Matthias Hüls held his presentation about:

 Der Einfluss geometrischer Auslegungsparameter auf die Dynamik reibungsgedämpfter Turbinenschaufeln

  on thursday, october 15th, 2020 at the Institute of Dynamics and Vibration Research and successfully passed his oral exam.

Abstract

 The Influence of Geometric Design Parameters onto the Dynamics of Turbine Blades with Friction Joints

The global energy market is pivoting toward decentralized systems and renewable energy sources. At the same time, highly-efficient combined cycle power-plants are gaining increased market share among the remaining fossil power generation.

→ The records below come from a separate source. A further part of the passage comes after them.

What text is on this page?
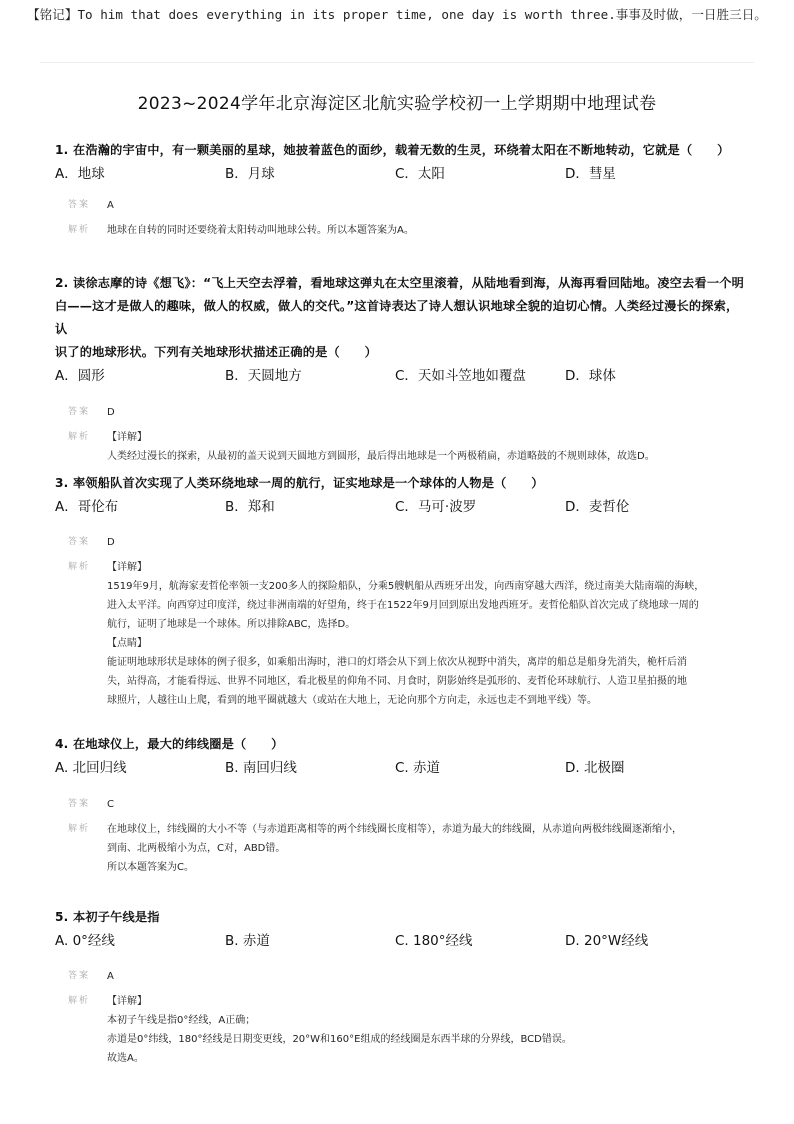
【铭记】To him that does everything in its proper time, one day is worth three.事事及时做，一日胜三日。
2023~2024学年北京海淀区北航实验学校初一上学期期中地理试卷

1. 在浩瀚的宇宙中，有一颗美丽的星球，她披着蓝色的面纱，载着无数的生灵，环绕着太阳在不断地转动，它就是（　　）

A．地球	B．月球	C．太阳	D．彗星
答案 A
解析 地球在自转的同时还要绕着太阳转动叫地球公转。所以本题答案为A。

2. 读徐志摩的诗《想飞》：“飞上天空去浮着，看地球这弹丸在太空里滚着，从陆地看到海，从海再看回陆地。凌空去看一个明
白——这才是做人的趣味，做人的权威，做人的交代。”这首诗表达了诗人想认识地球全貌的迫切心情。人类经过漫长的探索，认
识了的地球形状。下列有关地球形状描述正确的是（　　）

A．圆形	B．天圆地方	C．天如斗笠地如覆盘	D．球体
答案 D
解析 【详解】
人类经过漫长的探索，从最初的盖天说到天圆地方到圆形，最后得出地球是一个两极稍扁，赤道略鼓的不规则球体，故选D。

3. 率领船队首次实现了人类环绕地球一周的航行，证实地球是一个球体的人物是（　　）

A．哥伦布	B．郑和	C．马可·波罗	D．麦哲伦
答案 D
解析 【详解】
1519年9月，航海家麦哲伦率领一支200多人的探险船队，分乘5艘帆船从西班牙出发，向西南穿越大西洋，绕过南美大陆南端的海峡，
进入太平洋。向西穿过印度洋，绕过非洲南端的好望角，终于在1522年9月回到原出发地西班牙。麦哲伦船队首次完成了绕地球一周的
航行，证明了地球是一个球体。所以排除ABC，选择D。
【点睛】
能证明地球形状是球体的例子很多，如乘船出海时，港口的灯塔会从下到上依次从视野中消失，离岸的船总是船身先消失，桅杆后消
失，站得高，才能看得远、世界不同地区，看北极星的仰角不同、月食时，阴影始终是弧形的、麦哲伦环球航行、人造卫星拍摄的地
球照片，人越往山上爬，看到的地平圈就越大（或站在大地上，无论向那个方向走，永远也走不到地平线）等。

4. 在地球仪上，最大的纬线圈是（　　）

A. 北回归线	B. 南回归线	C. 赤道	D. 北极圈
答案 C
解析 在地球仪上，纬线圈的大小不等（与赤道距离相等的两个纬线圈长度相等），赤道为最大的纬线圈，从赤道向两极纬线圈逐渐缩小，
到南、北两极缩小为点，C对，ABD错。
所以本题答案为C。

5. 本初子午线是指

A. 0°经线	B. 赤道	C. 180°经线	D. 20°W经线
答案 A
解析 【详解】
本初子午线是指0°经线，A正确；
赤道是0°纬线，180°经线是日期变更线，20°W和160°E组成的经线圈是东西半球的分界线，BCD错误。
故选A。
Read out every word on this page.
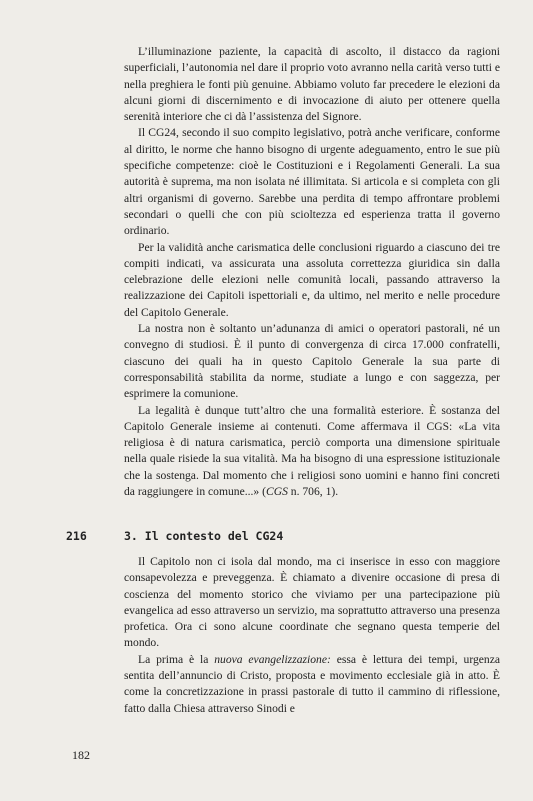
L’illuminazione paziente, la capacità di ascolto, il distacco da ragioni superficiali, l’autonomia nel dare il proprio voto avranno nella carità verso tutti e nella preghiera le fonti più genuine. Abbiamo voluto far precedere le elezioni da alcuni giorni di discernimento e di invocazione di aiuto per ottenere quella serenità interiore che ci dà l’assistenza del Signore.

Il CG24, secondo il suo compito legislativo, potrà anche verificare, conforme al diritto, le norme che hanno bisogno di urgente adeguamento, entro le sue più specifiche competenze: cioè le Costituzioni e i Regolamenti Generali. La sua autorità è suprema, ma non isolata né illimitata. Si articola e si completa con gli altri organismi di governo. Sarebbe una perdita di tempo affrontare problemi secondari o quelli che con più scioltezza ed esperienza tratta il governo ordinario.

Per la validità anche carismatica delle conclusioni riguardo a ciascuno dei tre compiti indicati, va assicurata una assoluta correttezza giuridica sin dalla celebrazione delle elezioni nelle comunità locali, passando attraverso la realizzazione dei Capitoli ispettoriali e, da ultimo, nel merito e nelle procedure del Capitolo Generale.

La nostra non è soltanto un’adunanza di amici o operatori pastorali, né un convegno di studiosi. È il punto di convergenza di circa 17.000 confratelli, ciascuno dei quali ha in questo Capitolo Generale la sua parte di corresponsabilità stabilita da norme, studiate a lungo e con saggezza, per esprimere la comunione.

La legalità è dunque tutt’altro che una formalità esteriore. È sostanza del Capitolo Generale insieme ai contenuti. Come affermava il CGS: «La vita religiosa è di natura carismatica, perciò comporta una dimensione spirituale nella quale risiede la sua vitalità. Ma ha bisogno di una espressione istituzionale che la sostenga. Dal momento che i religiosi sono uomini e hanno fini concreti da raggiungere in comune...» (CGS n. 706, 1).

216	3. Il contesto del CG24

Il Capitolo non ci isola dal mondo, ma ci inserisce in esso con maggiore consapevolezza e preveggenza. È chiamato a divenire occasione di presa di coscienza del momento storico che viviamo per una partecipazione più evangelica ad esso attraverso un servizio, ma soprattutto attraverso una presenza profetica. Ora ci sono alcune coordinate che segnano questa temperie del mondo.

La prima è la nuova evangelizzazione: essa è lettura dei tempi, urgenza sentita dell’annuncio di Cristo, proposta e movimento ecclesiale già in atto. È come la concretizzazione in prassi pastorale di tutto il cammino di riflessione, fatto dalla Chiesa attraverso Sinodi e

182
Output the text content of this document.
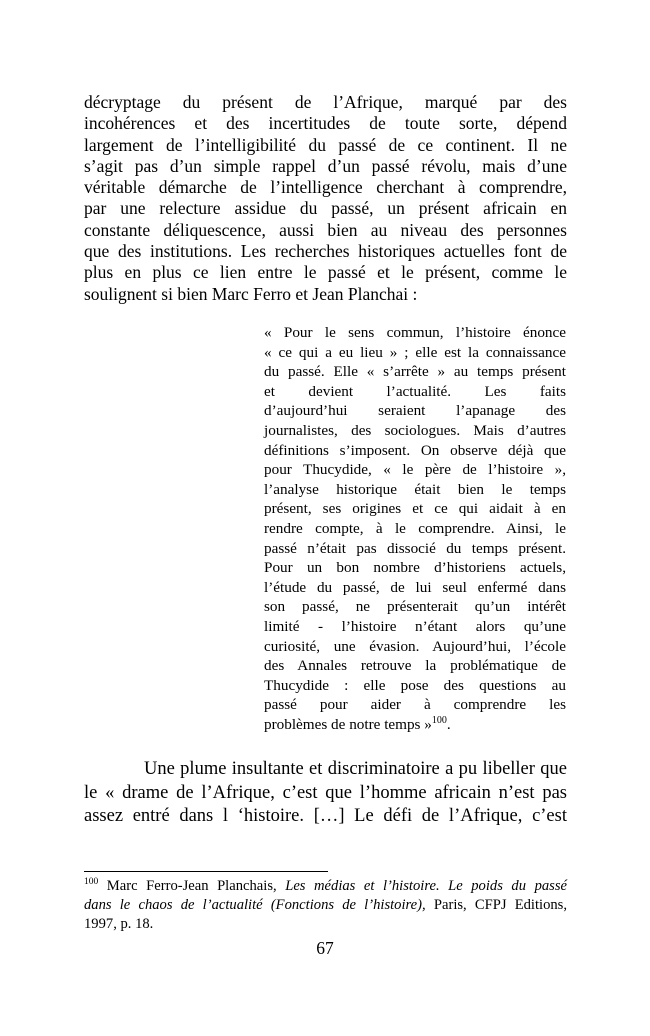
décryptage du présent de l’Afrique, marqué par des
incohérences et des incertitudes de toute sorte, dépend
largement de l’intelligibilité du passé de ce continent. Il ne
s’agit pas d’un simple rappel d’un passé révolu, mais d’une
véritable démarche de l’intelligence cherchant à comprendre,
par une relecture assidue du passé, un présent africain en
constante déliquescence, aussi bien au niveau des personnes
que des institutions. Les recherches historiques actuelles font de
plus en plus ce lien entre le passé et le présent, comme le
soulignent si bien Marc Ferro et Jean Planchai :
« Pour le sens commun, l’histoire énonce
« ce qui a eu lieu » ; elle est la connaissance
du passé. Elle « s’arrête » au temps présent
et devient l’actualité. Les faits
d’aujourd’hui seraient l’apanage des
journalistes, des sociologues. Mais d’autres
définitions s’imposent. On observe déjà que
pour Thucydide, « le père de l’histoire »,
l’analyse historique était bien le temps
présent, ses origines et ce qui aidait à en
rendre compte, à le comprendre. Ainsi, le
passé n’était pas dissocié du temps présent.
Pour un bon nombre d’historiens actuels,
l’étude du passé, de lui seul enfermé dans
son passé, ne présenterait qu’un intérêt
limité - l’histoire n’étant alors qu’une
curiosité, une évasion. Aujourd’hui, l’école
des Annales retrouve la problématique de
Thucydide : elle pose des questions au
passé pour aider à comprendre les
problèmes de notre temps »$^{100}$.
Une plume insultante et discriminatoire a pu libeller que
le « drame de l’Afrique, c’est que l’homme africain n’est pas
assez entré dans l ‘histoire. […] Le défi de l’Afrique, c’est
$^{100}$ Marc Ferro-Jean Planchais, Les médias et l’histoire. Le poids du passé
dans le chaos de l’actualité (Fonctions de l’histoire), Paris, CFPJ Editions,
1997, p. 18.
67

Core of these plants are the gas turbines which are subject to large thermal and mechanical loads during operation. Above all, design is focused on high-cycle fatigue (HCF) which is caused by selfor force-excited vibrations. For the critical case of resonance, the resulting amplitudes can be lowered effectively by introducing friction joints provided by snubber contact faces or damping elements. This work investigates the relations between geometric turbine design parameters and the vibrational behavior under friction damping, as this topic is yet to be addressed thoroughly. For this purpose, an appropriate parametrization is developed and a well-proven mechanical model for non-linear vibration is embedded into a complex simulation toolchain, which is based on geometric input parameters only and allows for efficient calculation of HCF-safety. In addition to that, an analytical strategy based on surrogate modeling and design-of-experiment methods is developed which is used to quantify the main and interaction effects of design parameters onto a variety of outputs. The developed approach is applied to a turbine blade coupled by a snubber contact and a blade with underplatform damper. Consequently, the influence of geometric design parameters onto the static contact force in the friction joint, the resonance amplitude of the first bending mode and the dynamic stresses are systematically outlined. It will be shown that the HCF-safety of a directly coupled turbine blade can be optimized through minimization of the resonance amplitudes. In this case, the system parameters act onto the damped system response mainly based on their influence onto the static normal contact load under untwist. HCF-safety is improved similar to resonance amplitudes. For freestanding blades with underplatform damper coupling, it will be shown that the HCFsafety
can not always be improved through minimizing the resonance amplitudes and in fact could yield a reasonably worse geometry with respect to the vibratory design criteria.